Before she had the chance to react, something huge - a Breed male, easily as large as Hunter and garbed in head-to-toe black form-fitted clothing - exploded out from the closed cockpit area behind him.

Hunter pivoted with lightning speed, meeting his attacker and grabbing hold of the hand that gripped a nasty-looking black pistol. Shots rang out - one bullet lodging into the ceiling above Hunter's head, two more blasting into the interior sides of the cabin. A window popped, its tempered glass spiderwebbing around the large hole the round left in its wake. Corinne crouched behind the tall back of a leather seat, watching in a mix of terror and astonishment as Hunter chopped into his assailant's wrist with the edge of his hand. The gun dropped to the floor of the cabin, kicked away by Hunter's boot as he landed another series of similar bare-handed, cutting blows to the other male's neck and jaw. This one didn't break like the pair of guards outside the jazz club. He was a match for Hunter in size, and as Corinne stared in frantic horror, she realized that he was also equally matched in deadly skill.

The other male grabbed Hunter by his neck and slammed him into the nearby wall. He battered Hunter with blindingly swift punches to his face and skull. Hunter managed to twist out of the punishing hold. With one hand clamped down on his attacker's wrist, he wrenched the other male's arm until Corinne heard the bones crunch under the strain. Yet Hunter's attacker uttered nothing more than a grunt as he pivoted around to face him, working to get the advantage once more. Hunter didn't seem willing to let him have it. He smashed his boot heel into the side of the other male's kneecap, then delivered another hard blow to his midsection, then the side of the black-clad skull. The assailant went down to the floor, the knit head covering slipping off with the impact, baring his face.

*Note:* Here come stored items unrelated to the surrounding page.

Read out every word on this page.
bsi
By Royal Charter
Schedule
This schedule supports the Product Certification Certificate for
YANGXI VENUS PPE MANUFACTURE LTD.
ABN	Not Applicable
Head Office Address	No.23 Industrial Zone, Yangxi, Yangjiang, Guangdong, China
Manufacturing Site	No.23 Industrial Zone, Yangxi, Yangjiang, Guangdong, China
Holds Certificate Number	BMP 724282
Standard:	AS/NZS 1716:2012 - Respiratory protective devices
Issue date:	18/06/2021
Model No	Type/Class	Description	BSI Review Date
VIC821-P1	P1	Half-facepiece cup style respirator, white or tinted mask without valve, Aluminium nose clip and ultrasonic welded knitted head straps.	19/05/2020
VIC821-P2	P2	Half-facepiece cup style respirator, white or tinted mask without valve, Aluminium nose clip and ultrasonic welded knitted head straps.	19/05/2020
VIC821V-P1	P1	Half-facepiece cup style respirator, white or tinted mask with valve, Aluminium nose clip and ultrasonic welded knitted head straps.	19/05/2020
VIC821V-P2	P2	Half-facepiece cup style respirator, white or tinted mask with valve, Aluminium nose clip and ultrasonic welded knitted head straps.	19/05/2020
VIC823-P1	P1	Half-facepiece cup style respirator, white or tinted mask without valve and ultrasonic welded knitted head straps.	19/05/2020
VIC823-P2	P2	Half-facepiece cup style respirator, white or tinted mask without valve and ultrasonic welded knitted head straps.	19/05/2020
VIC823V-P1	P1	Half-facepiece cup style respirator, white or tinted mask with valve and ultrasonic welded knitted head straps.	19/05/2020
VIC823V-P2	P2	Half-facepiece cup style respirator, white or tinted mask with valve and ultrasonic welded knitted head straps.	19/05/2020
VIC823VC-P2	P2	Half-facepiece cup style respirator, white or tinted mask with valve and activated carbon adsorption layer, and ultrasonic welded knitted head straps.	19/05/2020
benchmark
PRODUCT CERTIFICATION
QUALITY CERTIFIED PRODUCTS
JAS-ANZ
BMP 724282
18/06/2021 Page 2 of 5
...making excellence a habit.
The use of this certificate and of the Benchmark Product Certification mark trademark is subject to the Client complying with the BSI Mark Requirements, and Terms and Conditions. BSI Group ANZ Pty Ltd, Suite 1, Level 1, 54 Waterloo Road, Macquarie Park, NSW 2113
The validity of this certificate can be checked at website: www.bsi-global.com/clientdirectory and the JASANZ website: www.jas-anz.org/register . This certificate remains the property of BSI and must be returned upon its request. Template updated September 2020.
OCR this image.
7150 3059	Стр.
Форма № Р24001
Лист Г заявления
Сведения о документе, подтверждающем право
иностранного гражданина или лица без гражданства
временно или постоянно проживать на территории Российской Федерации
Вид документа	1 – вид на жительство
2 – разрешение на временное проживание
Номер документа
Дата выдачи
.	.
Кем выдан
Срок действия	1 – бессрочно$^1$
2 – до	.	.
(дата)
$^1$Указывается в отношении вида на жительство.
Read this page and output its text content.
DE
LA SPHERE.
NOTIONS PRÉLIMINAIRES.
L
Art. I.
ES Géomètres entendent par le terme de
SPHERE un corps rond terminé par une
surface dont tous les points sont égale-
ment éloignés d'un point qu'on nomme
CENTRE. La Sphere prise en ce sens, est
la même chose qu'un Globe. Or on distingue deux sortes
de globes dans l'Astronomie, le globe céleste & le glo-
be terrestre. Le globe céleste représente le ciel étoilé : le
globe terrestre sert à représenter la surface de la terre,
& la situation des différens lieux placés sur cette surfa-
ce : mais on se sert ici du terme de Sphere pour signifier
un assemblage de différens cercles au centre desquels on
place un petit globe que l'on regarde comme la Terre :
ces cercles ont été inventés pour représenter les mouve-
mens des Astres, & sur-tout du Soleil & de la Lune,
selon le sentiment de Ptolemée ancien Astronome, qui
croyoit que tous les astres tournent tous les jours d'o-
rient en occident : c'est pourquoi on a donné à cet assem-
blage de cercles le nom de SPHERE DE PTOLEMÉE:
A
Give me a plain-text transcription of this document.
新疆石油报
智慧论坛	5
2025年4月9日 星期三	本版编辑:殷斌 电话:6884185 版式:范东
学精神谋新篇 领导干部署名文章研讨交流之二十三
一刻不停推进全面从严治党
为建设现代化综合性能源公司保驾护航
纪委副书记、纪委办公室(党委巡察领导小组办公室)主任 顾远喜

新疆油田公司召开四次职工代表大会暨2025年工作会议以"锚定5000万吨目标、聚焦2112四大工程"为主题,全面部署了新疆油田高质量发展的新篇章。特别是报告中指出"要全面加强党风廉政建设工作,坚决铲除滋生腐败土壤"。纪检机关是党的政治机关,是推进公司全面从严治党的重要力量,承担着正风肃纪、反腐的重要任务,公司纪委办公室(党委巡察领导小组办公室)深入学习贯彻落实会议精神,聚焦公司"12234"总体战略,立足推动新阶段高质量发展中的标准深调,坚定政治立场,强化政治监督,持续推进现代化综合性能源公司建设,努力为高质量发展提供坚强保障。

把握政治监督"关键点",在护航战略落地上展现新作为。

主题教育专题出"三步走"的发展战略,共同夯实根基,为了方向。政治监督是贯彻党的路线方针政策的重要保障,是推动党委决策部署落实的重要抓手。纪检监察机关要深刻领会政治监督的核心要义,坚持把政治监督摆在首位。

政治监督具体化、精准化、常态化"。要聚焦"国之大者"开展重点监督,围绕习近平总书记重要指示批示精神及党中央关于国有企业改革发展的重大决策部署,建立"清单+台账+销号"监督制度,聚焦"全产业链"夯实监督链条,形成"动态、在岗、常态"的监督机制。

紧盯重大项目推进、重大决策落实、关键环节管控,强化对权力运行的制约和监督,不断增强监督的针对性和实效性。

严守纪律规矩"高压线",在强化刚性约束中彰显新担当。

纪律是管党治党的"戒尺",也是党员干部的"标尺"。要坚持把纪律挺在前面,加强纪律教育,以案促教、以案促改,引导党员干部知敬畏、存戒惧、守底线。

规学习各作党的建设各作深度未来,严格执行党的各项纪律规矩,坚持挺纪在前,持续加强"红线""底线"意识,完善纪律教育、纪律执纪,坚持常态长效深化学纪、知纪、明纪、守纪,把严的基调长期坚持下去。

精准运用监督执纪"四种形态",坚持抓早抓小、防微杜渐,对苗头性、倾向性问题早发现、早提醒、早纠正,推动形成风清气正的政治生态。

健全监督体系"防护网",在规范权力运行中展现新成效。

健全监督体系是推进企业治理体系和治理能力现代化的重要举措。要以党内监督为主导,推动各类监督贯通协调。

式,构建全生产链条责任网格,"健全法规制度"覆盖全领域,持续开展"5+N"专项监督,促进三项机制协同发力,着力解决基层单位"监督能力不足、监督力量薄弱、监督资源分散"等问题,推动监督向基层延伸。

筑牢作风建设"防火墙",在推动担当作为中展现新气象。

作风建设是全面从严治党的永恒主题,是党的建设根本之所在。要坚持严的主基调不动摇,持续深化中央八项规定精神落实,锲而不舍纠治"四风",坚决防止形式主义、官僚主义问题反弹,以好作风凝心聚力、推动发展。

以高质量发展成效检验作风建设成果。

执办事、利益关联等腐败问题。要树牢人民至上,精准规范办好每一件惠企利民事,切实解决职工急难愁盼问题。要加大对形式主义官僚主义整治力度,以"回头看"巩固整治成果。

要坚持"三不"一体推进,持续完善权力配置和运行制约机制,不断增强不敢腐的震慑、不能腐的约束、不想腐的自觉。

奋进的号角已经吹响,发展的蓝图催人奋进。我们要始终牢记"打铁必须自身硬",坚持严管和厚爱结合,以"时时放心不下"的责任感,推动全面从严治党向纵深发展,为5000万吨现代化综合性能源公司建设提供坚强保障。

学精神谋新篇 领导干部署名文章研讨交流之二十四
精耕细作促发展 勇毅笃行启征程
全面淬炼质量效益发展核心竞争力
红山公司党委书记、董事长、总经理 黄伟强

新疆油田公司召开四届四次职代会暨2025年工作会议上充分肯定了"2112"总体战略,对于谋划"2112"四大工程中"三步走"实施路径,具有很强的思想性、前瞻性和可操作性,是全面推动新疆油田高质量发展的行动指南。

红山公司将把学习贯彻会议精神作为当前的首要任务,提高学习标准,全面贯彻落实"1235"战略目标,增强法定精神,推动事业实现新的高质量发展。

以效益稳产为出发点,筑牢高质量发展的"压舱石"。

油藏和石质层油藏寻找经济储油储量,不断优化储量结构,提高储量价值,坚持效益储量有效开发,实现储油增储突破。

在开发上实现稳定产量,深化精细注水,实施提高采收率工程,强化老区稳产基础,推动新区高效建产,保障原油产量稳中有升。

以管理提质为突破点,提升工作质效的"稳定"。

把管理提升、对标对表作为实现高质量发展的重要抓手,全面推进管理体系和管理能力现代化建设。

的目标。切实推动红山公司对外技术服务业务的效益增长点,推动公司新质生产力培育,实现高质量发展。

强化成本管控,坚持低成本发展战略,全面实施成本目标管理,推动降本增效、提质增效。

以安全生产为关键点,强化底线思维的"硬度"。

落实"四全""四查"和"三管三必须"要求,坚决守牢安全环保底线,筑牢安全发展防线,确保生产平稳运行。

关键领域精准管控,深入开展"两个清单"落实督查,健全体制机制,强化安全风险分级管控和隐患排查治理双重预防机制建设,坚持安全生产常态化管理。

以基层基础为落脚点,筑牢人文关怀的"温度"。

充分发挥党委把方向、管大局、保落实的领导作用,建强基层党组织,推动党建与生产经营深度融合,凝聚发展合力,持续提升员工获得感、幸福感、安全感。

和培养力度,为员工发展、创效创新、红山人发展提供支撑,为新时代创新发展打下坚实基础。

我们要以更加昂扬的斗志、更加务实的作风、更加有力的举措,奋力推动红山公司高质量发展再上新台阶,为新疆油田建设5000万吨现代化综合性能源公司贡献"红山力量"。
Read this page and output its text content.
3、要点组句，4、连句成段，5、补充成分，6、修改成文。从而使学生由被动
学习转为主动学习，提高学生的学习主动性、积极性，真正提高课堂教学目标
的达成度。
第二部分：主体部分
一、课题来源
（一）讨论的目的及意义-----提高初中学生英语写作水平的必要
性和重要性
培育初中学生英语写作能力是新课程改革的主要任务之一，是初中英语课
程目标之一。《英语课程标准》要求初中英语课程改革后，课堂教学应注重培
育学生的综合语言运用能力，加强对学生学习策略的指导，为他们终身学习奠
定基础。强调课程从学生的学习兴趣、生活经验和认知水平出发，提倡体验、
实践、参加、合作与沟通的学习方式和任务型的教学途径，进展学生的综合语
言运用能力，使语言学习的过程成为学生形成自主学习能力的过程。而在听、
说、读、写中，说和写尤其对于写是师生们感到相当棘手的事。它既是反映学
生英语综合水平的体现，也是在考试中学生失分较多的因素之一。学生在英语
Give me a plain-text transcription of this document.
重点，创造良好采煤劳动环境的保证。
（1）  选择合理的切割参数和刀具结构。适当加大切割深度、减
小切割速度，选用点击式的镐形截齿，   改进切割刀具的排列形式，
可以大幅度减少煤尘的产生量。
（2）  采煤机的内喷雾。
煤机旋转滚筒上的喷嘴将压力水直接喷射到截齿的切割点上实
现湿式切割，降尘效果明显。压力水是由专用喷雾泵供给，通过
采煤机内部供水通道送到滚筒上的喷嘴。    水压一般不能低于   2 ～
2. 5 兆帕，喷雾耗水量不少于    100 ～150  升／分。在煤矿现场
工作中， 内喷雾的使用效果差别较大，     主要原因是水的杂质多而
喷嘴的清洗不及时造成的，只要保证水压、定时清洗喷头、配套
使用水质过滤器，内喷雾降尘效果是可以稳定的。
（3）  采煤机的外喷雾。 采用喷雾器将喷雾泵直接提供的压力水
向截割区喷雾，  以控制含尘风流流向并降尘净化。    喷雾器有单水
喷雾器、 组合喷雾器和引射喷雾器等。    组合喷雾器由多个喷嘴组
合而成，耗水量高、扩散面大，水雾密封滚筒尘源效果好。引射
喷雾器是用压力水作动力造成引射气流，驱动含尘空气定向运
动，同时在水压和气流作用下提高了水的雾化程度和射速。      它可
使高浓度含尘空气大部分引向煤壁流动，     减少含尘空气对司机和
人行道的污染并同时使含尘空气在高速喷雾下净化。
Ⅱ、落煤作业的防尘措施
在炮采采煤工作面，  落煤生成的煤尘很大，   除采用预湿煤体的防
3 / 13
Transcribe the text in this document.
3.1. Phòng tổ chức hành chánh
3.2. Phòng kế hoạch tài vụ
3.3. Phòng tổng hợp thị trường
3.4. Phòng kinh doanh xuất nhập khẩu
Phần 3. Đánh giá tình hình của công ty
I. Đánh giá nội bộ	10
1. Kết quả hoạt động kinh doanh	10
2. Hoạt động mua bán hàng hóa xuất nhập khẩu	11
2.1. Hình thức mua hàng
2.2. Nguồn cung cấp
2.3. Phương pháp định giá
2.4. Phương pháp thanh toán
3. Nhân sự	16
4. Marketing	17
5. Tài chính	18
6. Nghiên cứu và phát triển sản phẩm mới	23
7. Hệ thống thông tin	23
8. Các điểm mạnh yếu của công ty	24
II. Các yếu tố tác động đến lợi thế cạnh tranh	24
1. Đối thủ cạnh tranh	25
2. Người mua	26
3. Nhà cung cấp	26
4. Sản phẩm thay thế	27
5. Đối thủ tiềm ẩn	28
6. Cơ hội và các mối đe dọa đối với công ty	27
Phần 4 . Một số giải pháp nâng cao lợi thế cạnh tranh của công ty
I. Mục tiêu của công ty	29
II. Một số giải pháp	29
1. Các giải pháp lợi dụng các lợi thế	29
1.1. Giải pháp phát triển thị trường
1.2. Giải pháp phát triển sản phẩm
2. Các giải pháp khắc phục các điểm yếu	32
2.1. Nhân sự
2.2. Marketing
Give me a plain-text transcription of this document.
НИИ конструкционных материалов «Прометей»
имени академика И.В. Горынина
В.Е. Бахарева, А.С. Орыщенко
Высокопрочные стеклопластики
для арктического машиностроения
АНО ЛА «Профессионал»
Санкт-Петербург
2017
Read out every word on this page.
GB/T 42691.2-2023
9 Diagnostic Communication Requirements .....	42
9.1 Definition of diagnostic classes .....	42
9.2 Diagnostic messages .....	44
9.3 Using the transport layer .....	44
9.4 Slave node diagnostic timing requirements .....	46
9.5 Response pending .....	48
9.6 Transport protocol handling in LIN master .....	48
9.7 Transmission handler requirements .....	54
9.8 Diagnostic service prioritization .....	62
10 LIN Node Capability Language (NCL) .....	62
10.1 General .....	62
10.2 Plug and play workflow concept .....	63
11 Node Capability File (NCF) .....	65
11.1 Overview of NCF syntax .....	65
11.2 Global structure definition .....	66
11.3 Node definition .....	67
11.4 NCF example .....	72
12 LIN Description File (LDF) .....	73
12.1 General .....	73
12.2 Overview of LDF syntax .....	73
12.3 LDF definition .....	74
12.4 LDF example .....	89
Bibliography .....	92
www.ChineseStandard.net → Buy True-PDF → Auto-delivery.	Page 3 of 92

Corinne inhaled a startled gasp.

While Hunter's thick hair was cropped close to his skull, this vampire's head was shaved totally bald. An intricate pattern of Gen One dermaglyphs tracked up around his ears and across the top of his domed head. Their color was muted, showing none of the fury and pain that would have made another Breed male's skin markings livid with deep, turbulent colors. Beneath the dark slashes of the intruder's brows, fierce gray eyes were as flat and cold as steel. He was as calm and cool as Hunter. And every bit as lethal.

Although the two of them looked different from each other, they were also the same. Both of them born assassins.

Both of them trained to kill on Dragos's command.

In the instant it took for her to realize that, Hunter had his foot aimed to come down on the other male's face. As his thigh muscles flexed and the boot heel started its hard descent, the other male rolled out of the way and launched himself toward the jet's small galley between the cabin and the wrecked cockpit door.

With his surely broken arm dangling useless at his side, the intruder reached out and pulled down a cabinet full of glassware. He whirled on Hunter, brandishing a long, glittering shard of crystal like a blade. He made a swipe, a strike evaded only narrowly as Hunter dodged aside then plowed his fist into his attacker's lower abdomen. The blow staggered him, the glass blade shattering under their feet as the struggle pushed farther into the galley. Corinne could have run out. She should have, probably. But the thought of leaving Hunter to contend with this seemingly unstoppable killer was out of the question. She crept out from behind the cabin seat, looking for some means to help him. Her talent was useless to her here. Without the aid of a steady sound wave, her ability to warp the volume of audio energy could not be summoned.

But if she could get her hands on the gun that lay only a few yards between her and the combat zone ...

She saw it too late.

Hunter's attacker was already jockeying toward it himself, fending Hunter off while he grappled with his foot to bring the weapon within reach.

They pivoted and strained, alternating blows that would have knocked lesser males unconscious. And then, in a moment that passed so quickly Corinne could hardly register the motion, Hunter's assailant made a grab for the gun and came up with it aimed squarely at his face.